The shooting in Arizona, like all such tragedies, shocked us. We were enraged. We were saddened. We mourned those who died so senselessly. We wept for the little girl, that flower of hope and promise, whose life was so brutally ended. We rejoiced in the heroism. In the news that those who survived may indeed be able to continue on with their lives; though I am sure it will never, ever leave their memories. We watched as our nation's leader and other dignitaries set aside all other business to come to Arizona and share in our grief, and our celebration of the good we witnessed.
And yet, that's how it works, isn't it. We're often told that history is written by the winners. That's been a gnat-hole through which many modern historians have shoved a camel of biased interpretations and academic agendas. Yet there is a core of truth to it. We really don't know much about the average Roman citizen, or Medieval Peasant, or Ming laborer, except that which was written for, or by, the ruling elites. The winners.
We know all about William the Conqueror, but scant little about the soldiers who filled his army's ranks. We know almost nothing to nothing at all about individual soldiers. Most of what we can do in terms of history is paint with broad brushstrokes. We can say this is the way the Medieval peasant lived, or that is how a 10th century Islamic peasant got on in life. There is no comprehension of individuals. When the Mongols sweep into Eastern Europe, and put entire cities to the sword, that's how it's written - an entire city is put to the sword. We can tell who the leaders are and what they were doing. We learn about the powers that be and how they react to this or that event, like having a city razed by invading hordes. But the individuals are typically reduced to 'entire city put to the sword', or perhaps a statistic: 27,000 died that day (with numbers rounded off due to lack of specific data).
Well, how have things changed? They really haven't, have they. Yes, I was stunned by the news of the Tuscon shootings. I was appalled at the flagrant exploitation of the suffering and the dead for the purpose of ideological and political agendas. I was moved that our leaders took such time to help a grieving country. I was gladdened by the raising of the 9/11 flag at young Christina Taylor Green's funeral.
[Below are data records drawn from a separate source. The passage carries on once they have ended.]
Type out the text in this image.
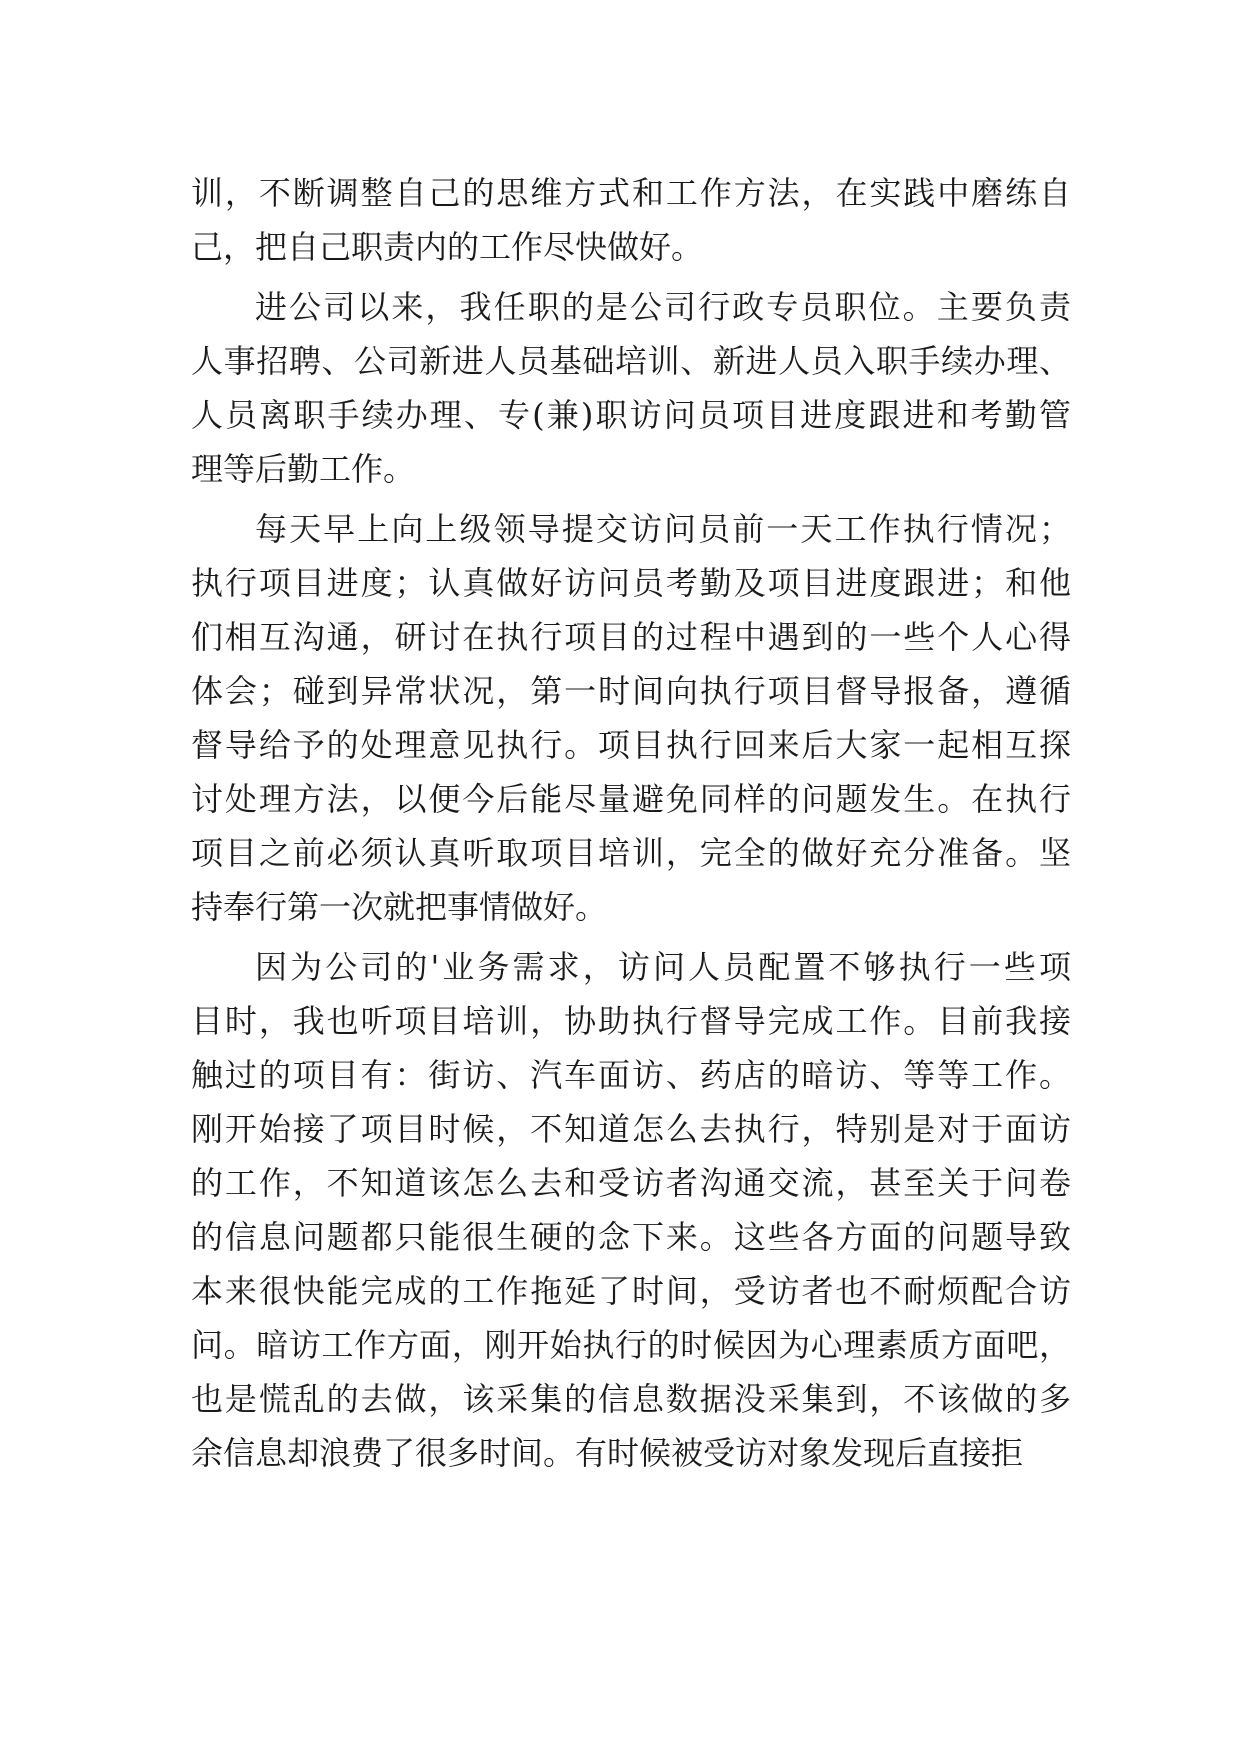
训，不断调整自己的思维方式和工作方法，在实践中磨练自
己，把自己职责内的工作尽快做好。
进公司以来，我任职的是公司行政专员职位。主要负责
人事招聘、公司新进人员基础培训、新进人员入职手续办理、
人员离职手续办理、专(兼)职访问员项目进度跟进和考勤管
理等后勤工作。
每天早上向上级领导提交访问员前一天工作执行情况；
执行项目进度；认真做好访问员考勤及项目进度跟进；和他
们相互沟通，研讨在执行项目的过程中遇到的一些个人心得
体会；碰到异常状况，第一时间向执行项目督导报备，遵循
督导给予的处理意见执行。项目执行回来后大家一起相互探
讨处理方法，以便今后能尽量避免同样的问题发生。在执行
项目之前必须认真听取项目培训，完全的做好充分准备。坚
持奉行第一次就把事情做好。
因为公司的'业务需求，访问人员配置不够执行一些项
目时，我也听项目培训，协助执行督导完成工作。目前我接
触过的项目有：街访、汽车面访、药店的暗访、等等工作。
刚开始接了项目时候，不知道怎么去执行，特别是对于面访
的工作，不知道该怎么去和受访者沟通交流，甚至关于问卷
的信息问题都只能很生硬的念下来。这些各方面的问题导致
本来很快能完成的工作拖延了时间，受访者也不耐烦配合访
问。暗访工作方面，刚开始执行的时候因为心理素质方面吧，
也是慌乱的去做，该采集的信息数据没采集到，不该做的多
余信息却浪费了很多时间。有时候被受访对象发现后直接拒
But then it hit me. I realize that because this involved elected leaders, it has ramifications for how we, as a society, conduct ourselves. But we are aware of the fact that such tragedies have happened before. We've had mass shootings with far more casualties that didn't rate a presidential visit. We have smaller crimes and shootings every day. All around the world, people are killed, sometimes brutally, sometimes mercilessly.
Today, soldiers still die overseas. I don't know why, but except for locally, we don't hear about it much any more. But behind each death is a devastated family. Behind each murder victim is a child or parent or sibling whose life will never be the same again. Many of those same individuals no doubt watched the coverage, watched the memorial, will watch the funerals, will follow the glad news of recovering wounded. But I can't help but feel that somewhere deep down, they will wonder where all the cameras were when they buried their little girl. Where was the president when their mother was murdered during a break in. Where was the government shut down or flags flying at half staff when their son died in service to the country. They are left with their grief, and their loneliness.
None of this is to say that this is wrong or right. Based on the history of humanity, it appears that this is just the way it is. We have famous people, celebrities, and rulers who capture our attention and receive our documentation. A thousand years from now, historians will or won't know about Christina Taylor Green. They will know about Barack Obama, either as a chapter heading or a footnote. They may or may not remember this period in time we call 2011. But I know one thing. They won't have a clue about all the people who suffered, mourned, and grieved outside of the light of cameras and videos and media attention; outside of the pages of our reporters. At best, they will be part of some vague statistic some narrow focused scholar will study. And that's about it.
So knowing that things haven't changed, and in likelihood won't change, I thought I would send one out to all of those who have suffered and wept over their own personal losses. Out to all of those who suffered the way we have witnessed this week, but outside of the attention of the media, and thus outside of our awareness. Not to diminish the pain and heartfelt compassion we have for the victims of the Tuscon shooting, but to include those that neither our scribes and chroniclers today, nor historians of tomorrow, will notice or remember.